There are many variations of making charlotte, but do not forget that each of them is based on the classic version - a puffy biscuit and tender apples. Try to cook this wonderful dessert, and this article will help you in this.
- Number of servings: 6
- Cooking Time: 1 hour
- Break 3 eggs into a bowl and add 150 grams of granulated sugar.
- To make our cake tender and airy, you need to whip the contents of the bowl with a blender. You need to beat it for about 3-5 minutes, so that the eggs will have doubled in size. The better you whip them, the higher the biscuit will rise.
- In a separate bowl, sift the flour with a sieve (now for this purpose, there are very convenient sieve mugs, which take up little space and sift flour very quickly, and the dirt after using them is much less than after a normal sieve).
- Carefully pour the flour into the bowl with the beaten eggs. Thoroughly mix the dough, until it has a homogeneous consistency.
- Rinse the apples well under running water. Then dry them a bit, remove the core.
- Cut in half and slice each half into thin strips or small cubes. It is up to your taste whether you should peel the apples or not. Preferably remove the skins.
- Gently incorporate the apples into the batter.
- Turn on the oven to 190 degrees, and while it heats up, prepare a baking dish. It is better to take a fairly deep form, because the charlotte rises very well, greatly increasing in size.

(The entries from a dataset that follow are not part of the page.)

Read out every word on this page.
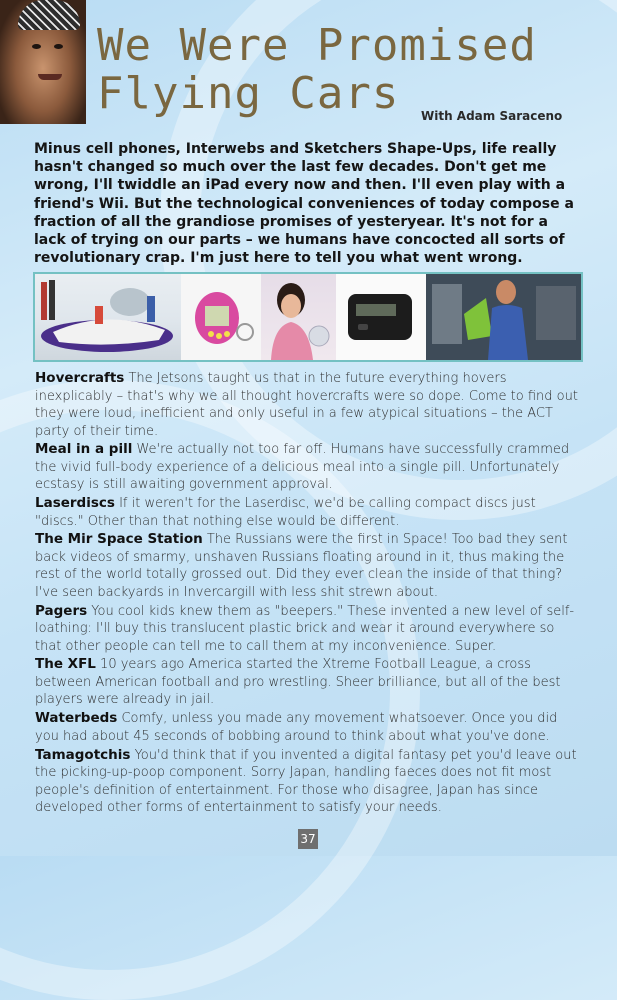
We Were Promised
Flying Cars	With Adam Saraceno

Minus cell phones, Interwebs and Sketchers Shape-Ups, life really hasn't changed so much over the last few decades. Don't get me wrong, I'll twiddle an iPad every now and then. I'll even play with a friend's Wii. But the technological conveniences of today compose a fraction of all the grandiose promises of yesteryear. It's not for a lack of trying on our parts – we humans have concocted all sorts of revolutionary crap. I'm just here to tell you what went wrong.

Hovercrafts The Jetsons taught us that in the future everything hovers inexplicably – that's why we all thought hovercrafts were so dope. Come to find out they were loud, inefficient and only useful in a few atypical situations – the ACT party of their time.
Meal in a pill We're actually not too far off. Humans have successfully crammed the vivid full-body experience of a delicious meal into a single pill. Unfortunately ecstasy is still awaiting government approval.
Laserdiscs If it weren't for the Laserdisc, we'd be calling compact discs just "discs." Other than that nothing else would be different.
The Mir Space Station The Russians were the first in Space! Too bad they sent back videos of smarmy, unshaven Russians floating around in it, thus making the rest of the world totally grossed out. Did they ever clean the inside of that thing? I've seen backyards in Invercargill with less shit strewn about.
Pagers You cool kids knew them as "beepers." These invented a new level of self-loathing: I'll buy this translucent plastic brick and wear it around everywhere so that other people can tell me to call them at my inconvenience. Super.
The XFL 10 years ago America started the Xtreme Football League, a cross between American football and pro wrestling. Sheer brilliance, but all of the best players were already in jail.
Waterbeds Comfy, unless you made any movement whatsoever. Once you did you had about 45 seconds of bobbing around to think about what you've done.
Tamagotchis You'd think that if you invented a digital fantasy pet you'd leave out the picking-up-poop component. Sorry Japan, handling faeces does not fit most people's definition of entertainment. For those who disagree, Japan has since developed other forms of entertainment to satisfy your needs.
37
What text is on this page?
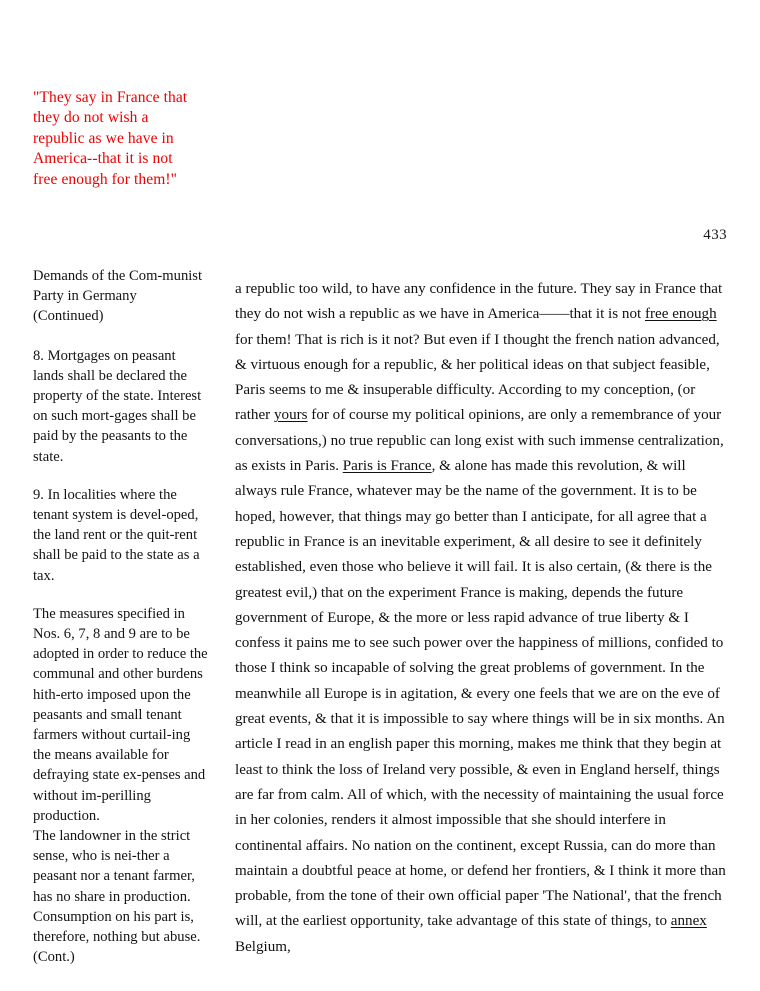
"They say in France that they do not wish a republic as we have in America--that it is not free enough for them!"
433

Demands of the Com-munist Party in Germany (Continued)

8. Mortgages on peasant lands shall be declared the property of the state. Interest on such mort-gages shall be paid by the peasants to the state.

9. In localities where the tenant system is devel-oped, the land rent or the quit-rent shall be paid to the state as a tax.

The measures specified in Nos. 6, 7, 8 and 9 are to be adopted in order to reduce the communal and other burdens hith-erto imposed upon the peasants and small tenant farmers without curtail-ing the means available for defraying state ex-penses and without im-perilling production.

The landowner in the strict sense, who is nei-ther a peasant nor a tenant farmer, has no share in production. Consumption on his part is, therefore, nothing but abuse. (Cont.)

a republic too wild, to have any confidence in the future. They say in France that they do not wish a republic as we have in America——that it is not free enough for them! That is rich is it not? But even if I thought the french nation advanced, & virtuous enough for a republic, & her political ideas on that subject feasible, Paris seems to me & insuperable difficulty. According to my conception, (or rather yours for of course my political opinions, are only a remembrance of your conversations,) no true republic can long exist with such immense centralization, as exists in Paris. Paris is France, & alone has made this revolution, & will always rule France, whatever may be the name of the government. It is to be hoped, however, that things may go better than I anticipate, for all agree that a republic in France is an inevitable experiment, & all desire to see it definitely established, even those who believe it will fail. It is also certain, (& there is the greatest evil,) that on the experiment France is making, depends the future government of Europe, & the more or less rapid advance of true liberty & I confess it pains me to see such power over the happiness of millions, confided to those I think so incapable of solving the great problems of government. In the meanwhile all Europe is in agitation, & every one feels that we are on the eve of great events, & that it is impossible to say where things will be in six months. An article I read in an english paper this morning, makes me think that they begin at least to think the loss of Ireland very possible, & even in England herself, things are far from calm. All of which, with the necessity of maintaining the usual force in her colonies, renders it almost impossible that she should interfere in continental affairs. No nation on the continent, except Russia, can do more than maintain a doubtful peace at home, or defend her frontiers, & I think it more than probable, from the tone of their own official paper 'The National', that the french will, at the earliest opportunity, take advantage of this state of things, to annex Belgium,
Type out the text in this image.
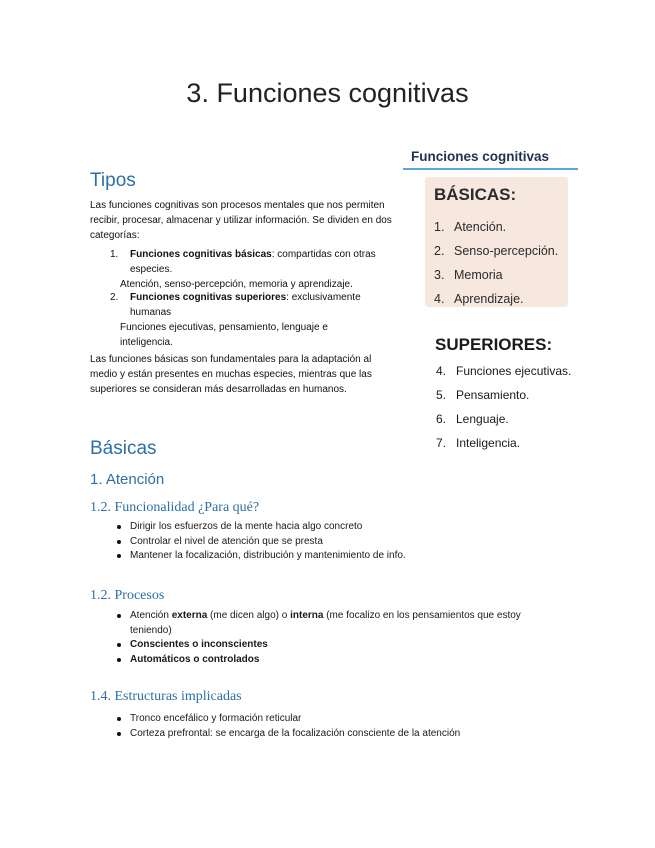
3. Funciones cognitivas
Tipos
Las funciones cognitivas son procesos mentales que nos permiten recibir, procesar, almacenar y utilizar información. Se dividen en dos categorías:
1.	Funciones cognitivas básicas: compartidas con otras especies.
Atención, senso-percepción, memoria y aprendizaje.
2.	Funciones cognitivas superiores: exclusivamente humanas
Funciones ejecutivas, pensamiento, lenguaje e inteligencia.
Las funciones básicas son fundamentales para la adaptación al medio y están presentes en muchas especies, mientras que las superiores se consideran más desarrolladas en humanos.
Funciones cognitivas
BÁSICAS:
1. Atención.
2. Senso-percepción.
3. Memoria
4. Aprendizaje.
SUPERIORES:
4. Funciones ejecutivas.
5. Pensamiento.
6. Lenguaje.
7. Inteligencia.
Básicas
1. Atención
1.2. Funcionalidad ¿Para qué?
Dirigir los esfuerzos de la mente hacia algo concreto
Controlar el nivel de atención que se presta
Mantener la focalización, distribución y mantenimiento de info.
1.2. Procesos
Atención externa (me dicen algo) o interna (me focalizo en los pensamientos que estoy teniendo)
Conscientes o inconscientes
Automáticos o controlados
1.4. Estructuras implicadas
Tronco encefálico y formación reticular
Corteza prefrontal: se encarga de la focalización consciente de la atención
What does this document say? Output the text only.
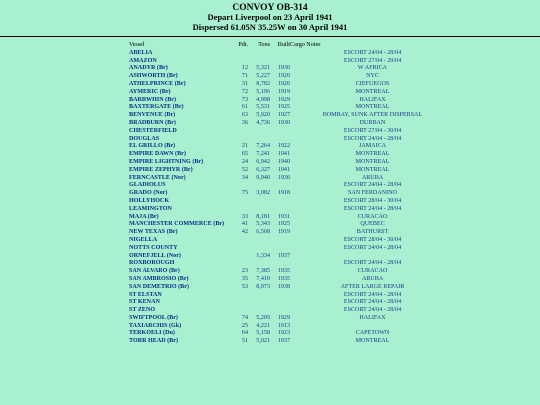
CONVOY OB-314
Depart Liverpool on 23 April 1941
Dispersed 61.05N 35.25W on 30 April 1941
Vessel	Pdt.	Tons	Built	Cargo Notes
ABELIA				ESCORT 24/04 - 28/04
AMAZON				ESCORT 27/04 - 29/04
ANADYR (Br)	12	5,321	1930	W AFRICA
ASHWORTH (Br)	71	5,227	1920	NYC
ATHELPRINCE (Br)	31	8,782	1926	CIEFUEGOS
AYMERIC (Br)	72	5,196	1919	MONTREAL
BARRWHIN (Br)	73	4,998	1929	HALIFAX
BAXTERGATE (Br)	61	5,531	1925	MONTREAL
BENVENUE (Br)	63	5,920	1927	BOMBAY, SUNK AFTER DISPERSAL
BRADBURN (Br)	36	4,736	1930	DURBAN
CHESTERFIELD				ESCORT 27/04 - 30/04
DOUGLAS				ESCORT 24/04 - 28/04
EL GRILLO (Br)	21	7,264	1922	JAMAICA
EMPIRE DAWN (Br)	65	7,241	1941	MONTREAL
EMPIRE LIGHTNING (Br)	24	6,942	1940	MONTREAL
EMPIRE ZEPHYR (Br)	52	6,327	1941	MONTREAL
FERNCASTLE (Nor)	34	9,940	1936	ARUBA
GLADIOLUS				ESCORT 24/04 - 28/04
GRADO (Nor)	75	3,082	1918	SAN FERDANINO
HOLLYHOCK				ESCORT 28/04 - 30/04
LEAMINGTON				ESCORT 24/04 - 28/04
MAJA (Br)	33	8,181	1931	CURACAO
MANCHESTER COMMERCE (Br)	41	5,343	1925	QUEBEC
NEW TEXAS (Br)	42	6,568	1919	BATHURST
NIGELLA				ESCORT 28/04 - 30/04
NOTTS COUNTY				ESCORT 24/04 - 28/04
ORNEFJELL (Nor)		1,334	1937	
ROXBOROUGH				ESCORT 24/04 - 28/04
SAN ALVARO (Br)	23	7,385	1935	CURACAO
SAN AMBROSIO (Br)	35	7,410	1935	ARUBA
SAN DEMETRIO (Br)	53	8,073	1938	AFTER LARGE REPAIR
ST ELSTAN				ESCORT 24/04 - 28/04
ST KENAN				ESCORT 24/04 - 28/04
ST ZENO				ESCORT 24/04 - 28/04
SWIFTPOOL (Br)	74	5,205	1929	HALIFAX
TAXIARCHIS (Gk)	25	4,221	1913	
TERKOELI (Du)	64	5,158	1923	CAPETOWN
TORR HEAD (Br)	51	5,021	1937	MONTREAL
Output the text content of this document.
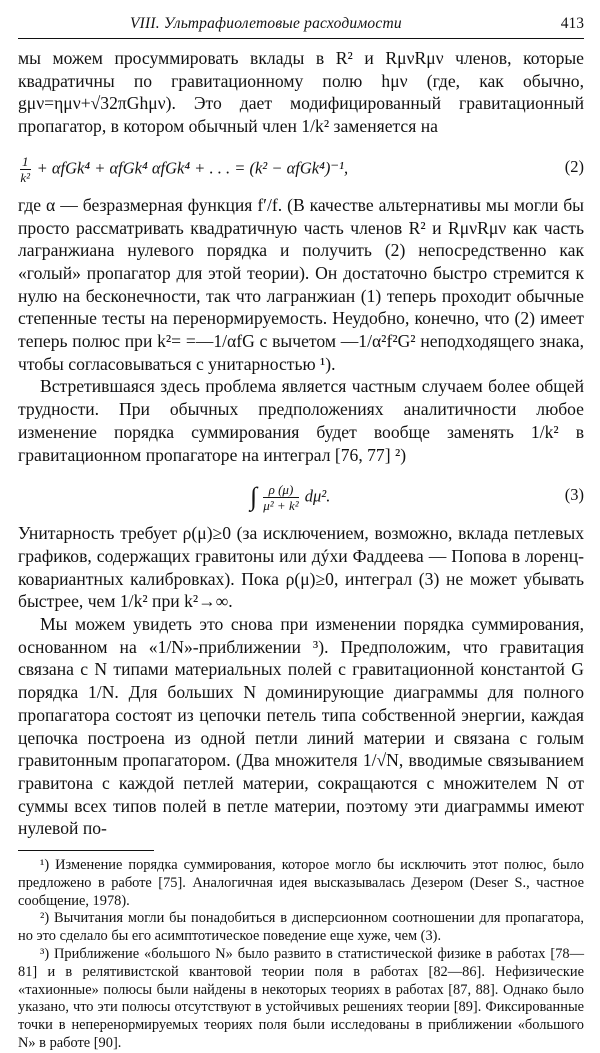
VIII. Ультрафиолетовые расходимости	413

мы можем просуммировать вклады в R² и RμνRμν членов, которые квадратичны по гравитационному полю hμν (где, как обычно, gμν=ημν+√32πGhμν). Это дает модифицированный гравитационный пропагатор, в котором обычный член 1/k² заменяется на

$\frac{1}{\text{k²}} + \alpha fGk^4 + \alpha fGk^4$ αfGk⁴ + . . . = (k² − αfGk⁴)⁻¹,	(2)

где α — безразмерная функция f′/f. (В качестве альтернативы мы могли бы просто рассматривать квадратичную часть членов R² и RμνRμν как часть лагранжиана нулевого порядка и получить (2) непосредственно как «голый» пропагатор для этой теории). Он достаточно быстро стремится к нулю на бесконечности, так что лагранжиан (1) теперь проходит обычные степенные тесты на перенормируемость. Неудобно, конечно, что (2) имеет теперь полюс при k²= =—1/αfG с вычетом —1/α²f²G² неподходящего знака, чтобы согласовываться с унитарностью ¹).

Встретившаяся здесь проблема является частным случаем более общей трудности. При обычных предположениях аналитичности любое изменение порядка суммирования будет вообще заменять 1/k² в гравитационном пропагаторе на интеграл [76, 77] ²)

∫ $\frac{\rho (\mu)}{\text{μ² + k²}} d\mu^2$.	(3)

Унитарность требует ρ(μ)≥0 (за исключением, возможно, вклада петлевых графиков, содержащих гравитоны или дýхи Фаддеева — Попова в лоренц-ковариантных калибровках). Пока ρ(μ)≥0, интеграл (3) не может убывать быстрее, чем 1/k² при k²→∞.

Мы можем увидеть это снова при изменении порядка суммирования, основанном на «1/N»-приближении ³). Предположим, что гравитация связана с N типами материальных полей с гравитационной константой G порядка 1/N. Для больших N доминирующие диаграммы для полного пропагатора состоят из цепочки петель типа собственной энергии, каждая цепочка построена из одной петли линий материи и связана с голым гравитонным пропагатором. (Два множителя 1/√N, вводимые связыванием гравитона с каждой петлей материи, сокращаются с множителем N от суммы всех типов полей в петле материи, поэтому эти диаграммы имеют нулевой по-

¹) Изменение порядка суммирования, которое могло бы исключить этот полюс, было предложено в работе [75]. Аналогичная идея высказывалась Дезером (Deser S., частное сообщение, 1978).

²) Вычитания могли бы понадобиться в дисперсионном соотношении для пропагатора, но это сделало бы его асимптотическое поведение еще хуже, чем (3).

³) Приближение «большого N» было развито в статистической физике в работах [78—81] и в релятивистской квантовой теории поля в работах [82—86]. Нефизические «тахионные» полюсы были найдены в некоторых теориях в работах [87, 88]. Однако было указано, что эти полюсы отсутствуют в устойчивых решениях теории [89]. Фиксированные точки в неперенормируемых теориях поля были исследованы в приближении «большого N» в работе [90].
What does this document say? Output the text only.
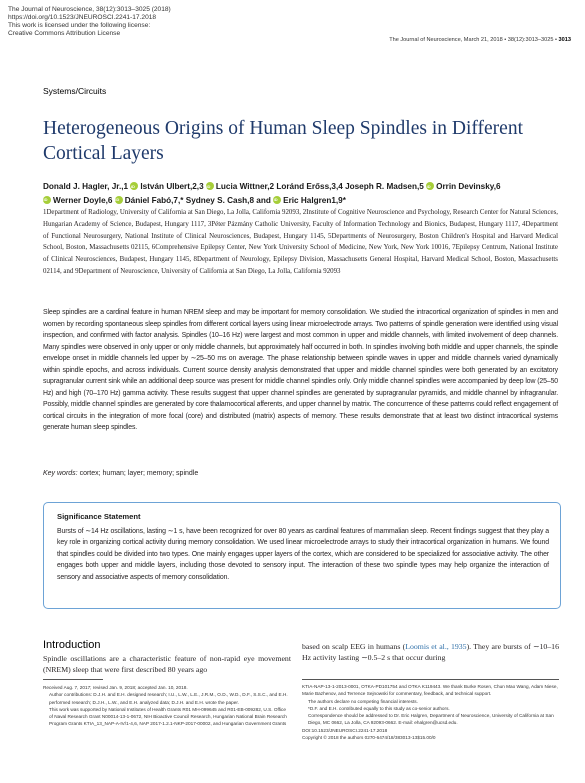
The Journal of Neuroscience, 38(12):3013–3025 (2018)
https://doi.org/10.1523/JNEUROSCI.2241-17.2018
This work is licensed under the following license:
Creative Commons Attribution License
The Journal of Neuroscience, March 21, 2018 • 38(12):3013–3025 • 3013
Systems/Circuits
Heterogeneous Origins of Human Sleep Spindles in Different Cortical Layers
Donald J. Hagler, Jr.,1 iD István Ulbert,2,3 iD Lucia Wittner,2 Loránd Erőss,3,4 Joseph R. Madsen,5 iD Orrin Devinsky,6
iDWerner Doyle,6 iD Dániel Fabó,7,* Sydney S. Cash,8 and iD Eric Halgren1,9*
1Department of Radiology, University of California at San Diego, La Jolla, California 92093, 2Institute of Cognitive Neuroscience and Psychology, Research Center for Natural Sciences, Hungarian Academy of Science, Budapest, Hungary 1117, 3Péter Pázmány Catholic University, Faculty of Information Technology and Bionics, Budapest, Hungary 1117, 4Department of Functional Neurosurgery, National Institute of Clinical Neurosciences, Budapest, Hungary 1145, 5Departments of Neurosurgery, Boston Children's Hospital and Harvard Medical School, Boston, Massachusetts 02115, 6Comprehensive Epilepsy Center, New York University School of Medicine, New York, New York 10016, 7Epilepsy Centrum, National Institute of Clinical Neurosciences, Budapest, Hungary 1145, 8Department of Neurology, Epilepsy Division, Massachusetts General Hospital, Harvard Medical School, Boston, Massachusetts 02114, and 9Department of Neuroscience, University of California at San Diego, La Jolla, California 92093
Sleep spindles are a cardinal feature in human NREM sleep and may be important for memory consolidation. We studied the intracortical organization of spindles in men and women by recording spontaneous sleep spindles from different cortical layers using linear microelectrode arrays. Two patterns of spindle generation were identified using visual inspection, and confirmed with factor analysis. Spindles (10–16 Hz) were largest and most common in upper and middle channels, with limited involvement of deep channels. Many spindles were observed in only upper or only middle channels, but approximately half occurred in both. In spindles involving both middle and upper channels, the spindle envelope onset in middle channels led upper by ∼25–50 ms on average. The phase relationship between spindle waves in upper and middle channels varied dynamically within spindle epochs, and across individuals. Current source density analysis demonstrated that upper and middle channel spindles were both generated by an excitatory supragranular current sink while an additional deep source was present for middle channel spindles only. Only middle channel spindles were accompanied by deep low (25–50 Hz) and high (70–170 Hz) gamma activity. These results suggest that upper channel spindles are generated by supragranular pyramids, and middle channel by infragranular. Possibly, middle channel spindles are generated by core thalamocortical afferents, and upper channel by matrix. The concurrence of these patterns could reflect engagement of cortical circuits in the integration of more focal (core) and distributed (matrix) aspects of memory. These results demonstrate that at least two distinct intracortical systems generate human sleep spindles.
Key words: cortex; human; layer; memory; spindle
Significance Statement
Bursts of ∼14 Hz oscillations, lasting ∼1 s, have been recognized for over 80 years as cardinal features of mammalian sleep. Recent findings suggest that they play a key role in organizing cortical activity during memory consolidation. We used linear microelectrode arrays to study their intracortical organization in humans. We found that spindles could be divided into two types. One mainly engages upper layers of the cortex, which are considered to be specialized for associative activity. The other engages both upper and middle layers, including those devoted to sensory input. The interaction of these two spindle types may help organize the interaction of sensory and associative aspects of memory consolidation.
Introduction
Spindle oscillations are a characteristic feature of non-rapid eye movement (NREM) sleep that were first described 80 years ago
based on scalp EEG in humans (Loomis et al., 1935). They are bursts of ∼10–16 Hz activity lasting ∼0.5–2 s that occur during
Received Aug. 7, 2017; revised Jan. 9, 2018; accepted Jan. 10, 2018.
Author contributions: D.J.H. and E.H. designed research; I.U., L.W., L.E., J.R.M., O.D., W.D., D.F., S.S.C., and E.H. performed research; D.J.H., L.W., and E.H. analyzed data; D.J.H. and E.H. wrote the paper.
This work was supported by National Institutes of Health Grants R01 MH-099645 and R01-EB-009282, U.S. Office of Naval Research Grant N00014-13-1-0672, NIH Bioactive Council Research, Hungarian National Brain Research Program Grants KTIA_13_NAP-A-IV/1-4,6, NAP 2017-1.2.1-NKP-2017-00002, and Hungarian Government Grants
KTIA-NAP-13-1-2013-0001, OTKA-PD101754 and OTKA K119443. We thank Burke Rosen, Chun Mao Wang, Adam Niese, Marie Bazhenov, and Terrence Sejnowski for commentary, feedback, and technical support.
The authors declare no competing financial interests.
*D.F. and E.H. contributed equally to this study as co-senior authors.
Correspondence should be addressed to Dr. Eric Halgren, Department of Neuroscience, University of California at San Diego, MC 0662, La Jolla, CA 92093-0662. E-mail: ehalgren@ucsd.edu.
DOI:10.1523/JNEUROSCI.2241-17.2018
Copyright © 2018 the authors 0270-6474/18/383013-13$15.00/0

- Grease the form with a little butter and pour the future muffin into it.
- Send the pie to the oven for about 45-55 minutes (cooking time may vary greatly depending on your oven). To tell if the pie is ready or not, use a toothpick. Poke the pie, then take out the toothpick - if there is no dough sticking to it, the pie is ready.
- A delicious, tender, airy quiche is ready!